Zweite Planungsphase
Rotenturmstraße wird zur Begegnungszone

Bei Info-Abenden konnten sich die Bürger der City ein Bild von den Plänen machen und ihre Anmerkungen hinterlassen.
  • Bei Info-Abenden konnten sich die Bürger der City ein Bild von den Plänen machen und ihre Anmerkungen hinterlassen.
  • hochgeladen von Maximilian Spitzauer

Im März sollen schon die Bauarbeiten für die Rotenturmstraße beginnen. Geplant ist, sie zu einer Begegnungszone umzubauen. Die Wünsche der Anrainer fließen dabei in die Planungen ein.

INNERE STADT. Die Rotenturmstraße soll zur Begegnungszone werden. Dieses Vorhaben wurde relativ plötzlich von Vizebürgermeisterin Maria Vassilakou angekündigt, allerdings nicht ohne Aufruhr in der City. Jetzt ging es Schlag auf Schlag und die Bauarbeiten sollen bereits im März starten.

Das zuständige Arichtekturbüro Katzberger präsentierte bereits im September erste Pläne, was wiederum für Diskussionen sorgte.
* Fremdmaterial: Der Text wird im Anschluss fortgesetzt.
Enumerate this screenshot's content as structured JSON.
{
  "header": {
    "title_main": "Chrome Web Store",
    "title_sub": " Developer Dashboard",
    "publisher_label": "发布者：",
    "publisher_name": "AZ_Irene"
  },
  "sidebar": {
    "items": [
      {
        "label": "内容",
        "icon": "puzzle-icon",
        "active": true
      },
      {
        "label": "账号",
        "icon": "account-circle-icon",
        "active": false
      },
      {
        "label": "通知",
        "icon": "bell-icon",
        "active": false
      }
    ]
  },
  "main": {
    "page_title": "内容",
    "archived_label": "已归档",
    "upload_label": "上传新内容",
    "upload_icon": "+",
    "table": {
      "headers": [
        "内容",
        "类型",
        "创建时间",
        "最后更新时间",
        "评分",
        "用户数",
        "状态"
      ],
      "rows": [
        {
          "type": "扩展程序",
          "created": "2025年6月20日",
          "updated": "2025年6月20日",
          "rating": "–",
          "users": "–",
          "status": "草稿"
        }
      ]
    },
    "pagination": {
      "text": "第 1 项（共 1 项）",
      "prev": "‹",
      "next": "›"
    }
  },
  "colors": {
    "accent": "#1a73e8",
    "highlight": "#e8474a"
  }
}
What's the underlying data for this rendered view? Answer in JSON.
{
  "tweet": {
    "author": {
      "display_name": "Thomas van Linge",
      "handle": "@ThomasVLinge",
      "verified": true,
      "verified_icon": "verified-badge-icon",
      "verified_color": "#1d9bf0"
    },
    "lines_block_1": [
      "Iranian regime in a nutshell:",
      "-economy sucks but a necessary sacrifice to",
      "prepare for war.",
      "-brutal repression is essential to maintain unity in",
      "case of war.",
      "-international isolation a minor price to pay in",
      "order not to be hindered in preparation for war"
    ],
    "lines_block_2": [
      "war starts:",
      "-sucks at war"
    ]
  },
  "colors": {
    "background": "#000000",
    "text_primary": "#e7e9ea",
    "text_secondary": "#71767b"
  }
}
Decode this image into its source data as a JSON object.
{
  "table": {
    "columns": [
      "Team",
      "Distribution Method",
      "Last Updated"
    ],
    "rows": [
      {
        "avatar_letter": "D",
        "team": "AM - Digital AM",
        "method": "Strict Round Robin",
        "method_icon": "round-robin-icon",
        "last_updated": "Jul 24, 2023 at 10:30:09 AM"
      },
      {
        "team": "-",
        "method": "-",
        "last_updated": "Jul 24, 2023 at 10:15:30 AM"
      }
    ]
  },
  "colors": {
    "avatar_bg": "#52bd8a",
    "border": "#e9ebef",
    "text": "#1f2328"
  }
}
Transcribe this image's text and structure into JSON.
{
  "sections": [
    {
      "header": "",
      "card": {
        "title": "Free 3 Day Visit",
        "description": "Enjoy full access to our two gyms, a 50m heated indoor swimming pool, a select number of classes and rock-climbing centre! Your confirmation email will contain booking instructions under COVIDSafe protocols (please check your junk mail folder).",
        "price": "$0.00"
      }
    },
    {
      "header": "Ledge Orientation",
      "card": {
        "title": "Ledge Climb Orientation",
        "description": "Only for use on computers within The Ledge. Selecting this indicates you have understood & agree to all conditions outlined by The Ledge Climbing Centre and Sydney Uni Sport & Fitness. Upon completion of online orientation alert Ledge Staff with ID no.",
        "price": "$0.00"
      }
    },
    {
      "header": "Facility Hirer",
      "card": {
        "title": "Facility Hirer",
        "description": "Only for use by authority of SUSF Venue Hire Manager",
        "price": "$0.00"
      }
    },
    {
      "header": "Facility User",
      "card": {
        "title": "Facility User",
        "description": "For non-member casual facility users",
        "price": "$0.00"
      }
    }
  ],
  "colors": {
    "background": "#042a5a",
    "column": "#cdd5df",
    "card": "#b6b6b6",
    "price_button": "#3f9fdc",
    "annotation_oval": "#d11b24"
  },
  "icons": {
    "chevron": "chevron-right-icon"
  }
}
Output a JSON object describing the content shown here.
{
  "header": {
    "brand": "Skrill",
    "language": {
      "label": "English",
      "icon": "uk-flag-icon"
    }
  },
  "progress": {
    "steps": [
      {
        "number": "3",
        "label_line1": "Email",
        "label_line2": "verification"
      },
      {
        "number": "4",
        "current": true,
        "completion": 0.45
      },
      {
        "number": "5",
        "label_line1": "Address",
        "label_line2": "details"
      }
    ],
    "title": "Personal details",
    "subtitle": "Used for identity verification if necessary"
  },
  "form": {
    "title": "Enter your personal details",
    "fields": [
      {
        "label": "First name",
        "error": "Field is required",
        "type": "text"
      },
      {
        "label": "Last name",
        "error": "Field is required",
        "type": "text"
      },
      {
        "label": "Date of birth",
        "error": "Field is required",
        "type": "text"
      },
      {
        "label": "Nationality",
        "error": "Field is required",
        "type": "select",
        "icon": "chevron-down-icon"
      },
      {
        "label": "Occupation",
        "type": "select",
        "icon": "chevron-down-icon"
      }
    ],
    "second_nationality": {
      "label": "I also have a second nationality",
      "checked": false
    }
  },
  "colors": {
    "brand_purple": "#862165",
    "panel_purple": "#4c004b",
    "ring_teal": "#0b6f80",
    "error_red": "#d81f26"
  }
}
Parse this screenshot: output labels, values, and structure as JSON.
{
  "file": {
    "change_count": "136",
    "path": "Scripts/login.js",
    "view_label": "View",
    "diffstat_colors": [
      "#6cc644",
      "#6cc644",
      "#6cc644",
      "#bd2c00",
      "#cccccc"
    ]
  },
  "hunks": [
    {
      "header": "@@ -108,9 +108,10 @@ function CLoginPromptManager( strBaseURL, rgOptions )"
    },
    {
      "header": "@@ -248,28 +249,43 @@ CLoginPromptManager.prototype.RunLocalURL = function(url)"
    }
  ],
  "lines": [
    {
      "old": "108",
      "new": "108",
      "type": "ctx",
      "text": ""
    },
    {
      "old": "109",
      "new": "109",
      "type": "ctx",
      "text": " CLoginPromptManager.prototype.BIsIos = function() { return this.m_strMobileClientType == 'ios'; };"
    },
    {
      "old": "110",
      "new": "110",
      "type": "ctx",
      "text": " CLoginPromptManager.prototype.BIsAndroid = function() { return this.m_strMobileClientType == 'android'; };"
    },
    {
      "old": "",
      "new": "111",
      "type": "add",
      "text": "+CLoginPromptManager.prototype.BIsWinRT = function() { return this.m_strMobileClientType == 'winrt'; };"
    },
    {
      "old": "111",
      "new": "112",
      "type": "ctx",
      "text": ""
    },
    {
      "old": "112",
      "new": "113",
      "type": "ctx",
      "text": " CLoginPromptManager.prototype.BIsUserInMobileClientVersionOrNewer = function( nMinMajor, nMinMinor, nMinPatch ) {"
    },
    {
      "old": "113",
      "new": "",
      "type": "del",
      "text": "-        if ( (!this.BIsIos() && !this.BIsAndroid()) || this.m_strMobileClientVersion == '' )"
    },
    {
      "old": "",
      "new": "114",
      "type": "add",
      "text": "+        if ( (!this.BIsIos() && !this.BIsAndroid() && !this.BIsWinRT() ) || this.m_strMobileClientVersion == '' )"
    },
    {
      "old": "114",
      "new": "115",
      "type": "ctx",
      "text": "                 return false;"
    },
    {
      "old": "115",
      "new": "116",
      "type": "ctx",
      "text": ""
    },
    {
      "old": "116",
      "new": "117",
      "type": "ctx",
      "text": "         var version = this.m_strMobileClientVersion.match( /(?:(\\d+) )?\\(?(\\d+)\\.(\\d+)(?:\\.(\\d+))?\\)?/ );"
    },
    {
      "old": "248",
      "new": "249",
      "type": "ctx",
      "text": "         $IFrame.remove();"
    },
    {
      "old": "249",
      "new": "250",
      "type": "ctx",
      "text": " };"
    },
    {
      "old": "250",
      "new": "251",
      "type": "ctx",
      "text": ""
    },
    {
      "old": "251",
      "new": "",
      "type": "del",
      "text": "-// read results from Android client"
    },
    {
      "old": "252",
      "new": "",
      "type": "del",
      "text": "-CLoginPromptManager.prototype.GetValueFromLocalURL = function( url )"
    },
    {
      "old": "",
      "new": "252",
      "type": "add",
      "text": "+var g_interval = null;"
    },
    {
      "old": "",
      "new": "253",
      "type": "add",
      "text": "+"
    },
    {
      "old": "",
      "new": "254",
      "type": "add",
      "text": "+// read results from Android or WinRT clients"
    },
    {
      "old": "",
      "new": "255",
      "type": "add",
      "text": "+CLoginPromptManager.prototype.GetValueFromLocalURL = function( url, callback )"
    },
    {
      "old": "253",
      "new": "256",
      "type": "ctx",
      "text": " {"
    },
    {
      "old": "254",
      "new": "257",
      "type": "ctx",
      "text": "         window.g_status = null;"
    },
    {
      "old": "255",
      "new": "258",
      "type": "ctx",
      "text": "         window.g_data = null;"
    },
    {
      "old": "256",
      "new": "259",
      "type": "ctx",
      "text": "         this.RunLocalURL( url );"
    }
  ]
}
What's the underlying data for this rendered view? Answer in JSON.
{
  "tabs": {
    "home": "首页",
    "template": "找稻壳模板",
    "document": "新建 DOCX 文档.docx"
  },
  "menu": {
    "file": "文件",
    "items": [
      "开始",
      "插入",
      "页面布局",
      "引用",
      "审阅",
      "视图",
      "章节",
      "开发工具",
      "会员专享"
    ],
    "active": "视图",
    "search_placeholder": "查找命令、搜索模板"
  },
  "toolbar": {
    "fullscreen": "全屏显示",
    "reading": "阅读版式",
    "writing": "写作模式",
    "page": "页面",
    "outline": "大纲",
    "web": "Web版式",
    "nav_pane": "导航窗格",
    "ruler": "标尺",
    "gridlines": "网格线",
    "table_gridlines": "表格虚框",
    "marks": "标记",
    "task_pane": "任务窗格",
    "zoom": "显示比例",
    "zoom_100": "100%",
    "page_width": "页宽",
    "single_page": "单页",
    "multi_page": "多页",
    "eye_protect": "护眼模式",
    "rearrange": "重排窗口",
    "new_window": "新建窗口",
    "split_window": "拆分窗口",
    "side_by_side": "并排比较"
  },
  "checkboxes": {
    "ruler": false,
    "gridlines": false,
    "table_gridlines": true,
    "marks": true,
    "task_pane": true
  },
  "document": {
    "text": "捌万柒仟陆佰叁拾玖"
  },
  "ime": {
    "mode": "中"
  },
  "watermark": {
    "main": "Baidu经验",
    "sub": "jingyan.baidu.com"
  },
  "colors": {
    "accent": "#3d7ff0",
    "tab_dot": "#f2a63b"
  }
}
Ein Abend zur Bürgerbeteiligung wurde veranstaltet um Anrainern, Geschäftsleuten und Bürgern aus dem Bezirk eine Plattform für ihre Sorgen zu bieten. Dort konnten sie direkt am Plan ihre Anmerkungen, wie zum Beispiel "hier kein Taxistand" hinterlassen. Diese Vorschläge wurden jetzt in die neuen Pläne eingepflegt.

Mehr Grün, weniger Autos

Man musste sich schon beim Beginn der Diskussionen auf Kompromisse einstellen. Wo es viele Bedürfnisse, vor allem viele verschiedene gibt, ist es kaum möglich alle Wünsche zu erfüllen. Ein Anliegen, das relativ leicht erfüllt werden kann, ist die Begrünung. Auf beiden Straßenseiten werden Bäume gepflanzt und mehrere Brunnen installiert. "Was wiederum gegen die Hitzeinseln wirkt", erklärt Clarissa Knehs von der Magistratsabteilung 19 (Architektur und Stadtgestaltung). Neben Brunnen die das Stadtbild schmücken, sollen auch Trinkbrunnen dazukommen.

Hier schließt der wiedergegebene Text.